Francesca Simon is one of the world’s best-loved children’s authors. She is the only American to have ever won the Galaxy Book Award, and her creation, Horrid Henry, is the #1 bestselling chapter book series in the UK—with a hit TV show and over fifteen million copies sold! Each book contains four easy-to-read stories and hilarious illustrations by the one and only Tony Ross, so even the most reluctant of readers won’t be able to resist Henry’s amazing talent for trouble!

Review:

Rarely do I ever see a major protagonist who is also an antagonist .. Henry is mean, a bully, and generally unlikeable. In fact, Henry is just absolutely horrid (har, har).

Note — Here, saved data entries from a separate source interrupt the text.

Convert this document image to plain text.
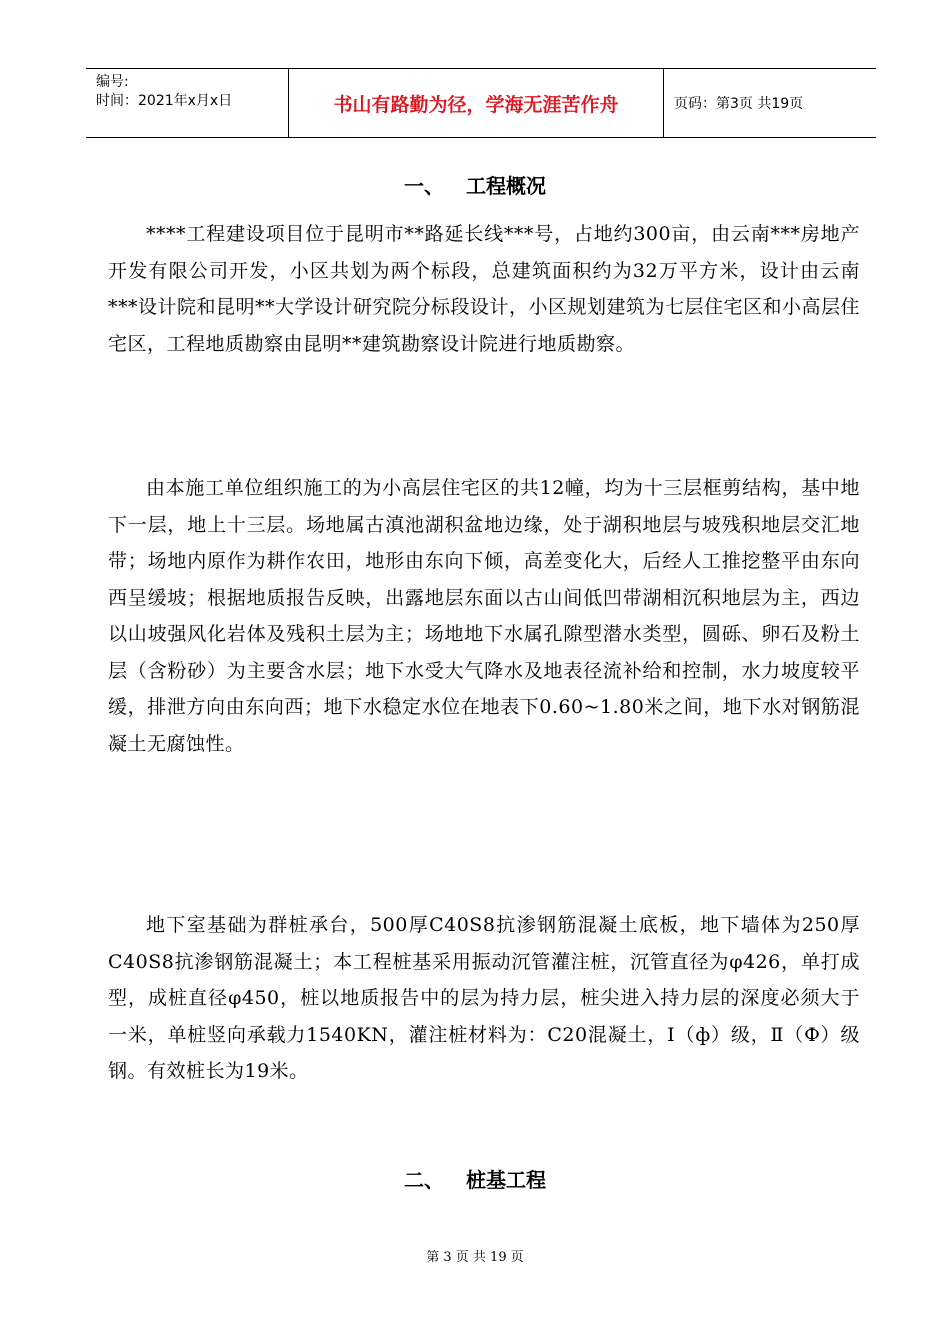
编号:
时间：2021年x月x日	书山有路勤为径，学海无涯苦作舟	页码：第3页 共19页
一、 工程概况
****工程建设项目位于昆明市**路延长线***号，占地约300亩，由云南***房地产开发有限公司开发，小区共划为两个标段，总建筑面积约为32万平方米，设计由云南***设计院和昆明**大学设计研究院分标段设计，小区规划建筑为七层住宅区和小高层住宅区，工程地质勘察由昆明**建筑勘察设计院进行地质勘察。
由本施工单位组织施工的为小高层住宅区的共12幢，均为十三层框剪结构，基中地下一层，地上十三层。场地属古滇池湖积盆地边缘，处于湖积地层与坡残积地层交汇地带；场地内原作为耕作农田，地形由东向下倾，高差变化大，后经人工推挖整平由东向西呈缓坡；根据地质报告反映，出露地层东面以古山间低凹带湖相沉积地层为主，西边以山坡强风化岩体及残积土层为主；场地地下水属孔隙型潜水类型，圆砾、卵石及粉土层（含粉砂）为主要含水层；地下水受大气降水及地表径流补给和控制，水力坡度较平缓，排泄方向由东向西；地下水稳定水位在地表下0.60~1.80米之间，地下水对钢筋混凝土无腐蚀性。
地下室基础为群桩承台，500厚C40S8抗渗钢筋混凝土底板，地下墙体为250厚C40S8抗渗钢筋混凝土；本工程桩基采用振动沉管灌注桩，沉管直径为φ426，单打成型，成桩直径φ450，桩以地质报告中的层为持力层，桩尖进入持力层的深度必须大于一米，单桩竖向承载力1540KN，灌注桩材料为：C20混凝土，Ⅰ（ф）级，Ⅱ（Ф）级钢。有效桩长为19米。
二、 桩基工程
第 3 页 共 19 页
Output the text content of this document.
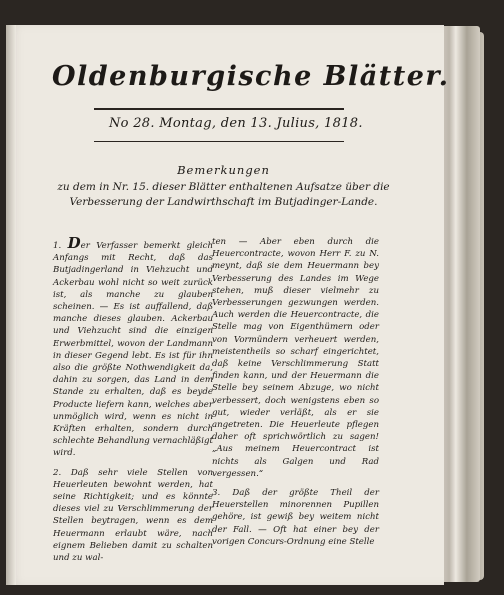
Oldenburgische Blätter.
No 28. Montag, den 13. Julius, 1818.
Bemerkungen
zu dem in Nr. 15. dieser Blätter enthaltenen Aufsatze über die
Verbesserung der Landwirthschaft im Butjadinger-Lande.

1. Der Verfasser bemerkt gleich Anfangs mit Recht, daß das Butjadingerland in Viehzucht und Ackerbau wohl nicht so weit zurück ist, als manche zu glauben scheinen. — Es ist auffallend, daß manche dieses glauben. Ackerbau und Viehzucht sind die einzigen Erwerbmittel, wovon der Landmann in dieser Gegend lebt. Es ist für ihn also die größte Nothwendigkeit da, dahin zu sorgen, das Land in dem Stande zu erhalten, daß es beyde Producte liefern kann, welches aber unmöglich wird, wenn es nicht in Kräften erhalten, sondern durch schlechte Behandlung vernachläßigt wird.

2. Daß sehr viele Stellen von Heuerleuten bewohnt werden, hat seine Richtigkeit; und es könnte dieses viel zu Verschlimmerung der Stellen beytragen, wenn es dem Heuermann erlaubt wäre, nach eignem Belieben damit zu schalten und zu wal-

ten — Aber eben durch die Heuercontracte, wovon Herr F. zu N. meynt, daß sie dem Heuermann bey Verbesserung des Landes im Wege stehen, muß dieser vielmehr zu Verbesserungen gezwungen werden. Auch werden die Heuercontracte, die Stelle mag von Eigenthümern oder von Vormündern verheuert werden, meistentheils so scharf eingerichtet, daß keine Verschlimmerung Statt finden kann, und der Heuermann die Stelle bey seinem Abzuge, wo nicht verbessert, doch wenigstens eben so gut, wieder verläßt, als er sie angetreten. Die Heuerleute pflegen daher oft sprichwörtlich zu sagen! „Aus meinem Heuercontract ist nichts als Galgen und Rad vergessen.“

3. Daß der größte Theil der Heuerstellen minorennen Pupillen gehöre, ist gewiß bey weitem nicht der Fall. — Oft hat einer bey der vorigen Concurs-Ordnung eine Stelle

Basically Henry has a pretty normal family – a younger brother named Peter (dubbed “Perfect Peter”) and two loving parents who only want what is best for him. Somehow, though – Henry is all about being just plain nasty and manipulative (a true sociopath in the making!) (Anyone want to put dibs on an adult version titled “Homicidal Henry”?)

The book is split into a few stories, all of which Henry is trying to accomplish some self-absorbed selfish task. In the first story, his family is trying to coerce him into eating his vegetables but all Henry wants is junk food, junk food, junk food. They agree that if he eats his vegetables every day for 5 days, they will take him to his favorite fast food restaurant. Henry agrees – but that doesn’t mean he’s going to give in easy to his promise.

Horrid Henry has humerous bits – and I think it’s an entertaining read for it’s age group (9-12) though I think kids as young as 5 would really enjoy this type of book. I think it would allow children, through reading, to live out their fantasies as being “tricky”. I do encourage parents to, after their children have read the stories, to discuss it with each other. After all, we wouldn’t want Henry to suddenly become a hero.